Since addresses are numbers and can be assigned to a pointer variable, can I assign any integer value to a pointer variable directly, like this:
int *pPtr = 60000;
Since addresses are numbers and can be assigned to a pointer variable, can I assign any integer value to a pointer variable directly, like this:
int *pPtr = 60000;
You can, but unless you're developing for an embedded device with known memory addresses with a compiler that explicitly allows it, attempting to dereference such a pointer will invoke undefined behavior.
You should only assign the address of a variable or the result of a memory allocation function such as malloc
, or NULL
.
Yes you can. You should only assign the address of a variable or the result of a memory allocation function such as malloc, or NULL.
According to the pointer conversion rules, e.g. as described in this online c++ standard draft, any integer may be converted to a pointer value:
6.3.2.3 Pointers
(5) An integer may be converted to any pointer type. Except as previously specified, the result is implementation-defined, might not be correctly aligned, might not point to an entity of the referenced type, and might be a trap representation.
Allowing the conversion does, however, not mean that you are allowed to dereference the pointer then.
You can but there's a lot of considerations.
1) What does that mean?
The only really useful abstraction when this actually gets used is that you need to access a specific memory location because something is mapped to a specific point, generally hardware control registers (less often: a specific area in flash or from the linker table). The fact that you are assigning 60000 (a decimal number rather than a hexadecimal address or a symbolic mnemonic) makes me quite worried.

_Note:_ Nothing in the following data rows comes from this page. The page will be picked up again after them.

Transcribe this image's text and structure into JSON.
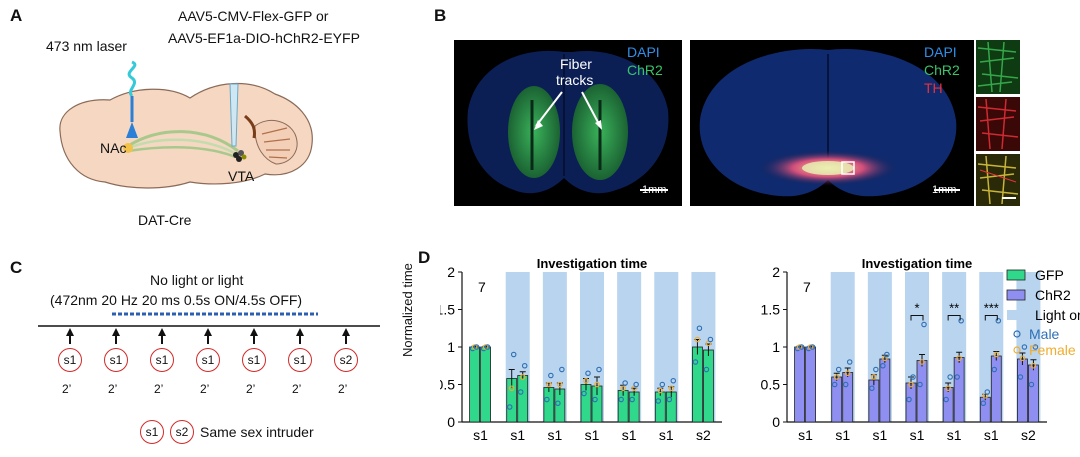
{
  "panels": {
    "a": "A",
    "b": "B",
    "c": "C",
    "d": "D"
  },
  "panel_a": {
    "laser": "473 nm laser",
    "virus_line1": "AAV5-CMV-Flex-GFP  or",
    "virus_line2": "AAV5-EF1a-DIO-hChR2-EYFP",
    "nac": "NAc",
    "vta": "VTA",
    "mouse_line": "DAT-Cre"
  },
  "panel_b": {
    "left": {
      "dapi": "DAPI",
      "chr2": "ChR2",
      "fiber_line1": "Fiber",
      "fiber_line2": "tracks",
      "scale": "1mm"
    },
    "right": {
      "dapi": "DAPI",
      "chr2": "ChR2",
      "th": "TH",
      "scale": "1mm"
    },
    "colors": {
      "dapi": "#2f8fe8",
      "chr2": "#39c46a",
      "th": "#e8303a"
    }
  },
  "panel_c": {
    "line1": "No light or  light",
    "line2": "(472nm 20 Hz 20 ms 0.5s ON/4.5s OFF)",
    "sessions": [
      "s1",
      "s1",
      "s1",
      "s1",
      "s1",
      "s1",
      "s2"
    ],
    "durations": [
      "2’",
      "2’",
      "2’",
      "2’",
      "2’",
      "2’",
      "2’"
    ],
    "legend_s1": "s1",
    "legend_s2": "s2",
    "legend_text": "Same sex intruder"
  },
  "panel_d": {
    "ylabel": "Normalized time",
    "legend": {
      "gfp": "GFP",
      "chr2": "ChR2",
      "light": "Light on",
      "male": "Male",
      "female": "Female"
    },
    "colors": {
      "gfp": "#2fd88a",
      "chr2": "#8f8ff2",
      "light": "#b8d4ee",
      "male": "#2e6fb5",
      "female": "#f0ad2f"
    }
  },
  "chart_data": [
    {
      "type": "bar",
      "title": "Investigation time",
      "n_label": "7",
      "ylabel": "Normalized time",
      "ylim": [
        0,
        2
      ],
      "yticks": [
        "0",
        "0.5",
        "1",
        "1.5",
        "2"
      ],
      "categories": [
        "s1",
        "s1",
        "s1",
        "s1",
        "s1",
        "s1",
        "s2"
      ],
      "light_on": [
        false,
        true,
        true,
        true,
        true,
        true,
        true
      ],
      "series": [
        {
          "name": "GFP",
          "values": [
            1.0,
            0.58,
            0.46,
            0.5,
            0.42,
            0.4,
            1.0
          ],
          "errors": [
            0.01,
            0.12,
            0.06,
            0.08,
            0.07,
            0.05,
            0.1
          ]
        },
        {
          "name": "GFP",
          "values": [
            1.0,
            0.62,
            0.44,
            0.48,
            0.4,
            0.4,
            0.96
          ],
          "errors": [
            0.01,
            0.05,
            0.08,
            0.12,
            0.05,
            0.07,
            0.08
          ]
        }
      ],
      "significance": []
    },
    {
      "type": "bar",
      "title": "Investigation time",
      "n_label": "7",
      "ylabel": "",
      "ylim": [
        0,
        2
      ],
      "yticks": [
        "0",
        "0.5",
        "1",
        "1.5",
        "2"
      ],
      "categories": [
        "s1",
        "s1",
        "s1",
        "s1",
        "s1",
        "s1",
        "s2"
      ],
      "light_on": [
        false,
        true,
        true,
        true,
        true,
        true,
        true
      ],
      "series": [
        {
          "name": "ChR2",
          "values": [
            1.0,
            0.6,
            0.56,
            0.52,
            0.46,
            0.33,
            0.84
          ],
          "errors": [
            0.01,
            0.05,
            0.07,
            0.08,
            0.06,
            0.04,
            0.08
          ]
        },
        {
          "name": "ChR2",
          "values": [
            1.0,
            0.66,
            0.84,
            0.82,
            0.86,
            0.88,
            0.76
          ],
          "errors": [
            0.01,
            0.06,
            0.05,
            0.08,
            0.07,
            0.06,
            0.07
          ]
        }
      ],
      "significance": [
        {
          "session": 3,
          "label": "*"
        },
        {
          "session": 4,
          "label": "**"
        },
        {
          "session": 5,
          "label": "***"
        }
      ]
    }
  ]
}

2) Do you have "odd" pointers?
Some microcontrollers have pointers with strange semantics (near vs far, tied to a specific memory page, etc.) You may have to do odd things to make the pointer make sense. In addition, some pointers can do strange things depending upon where they point. For example, the PIC32 series can point to the exact same data but with different upper bits that will retrieve a cached copy or an uncached copy.
3) Is that value the correct size for the pointer?
Different architectures need different sizes. The newer data types like intptr_t are meant to paper over this.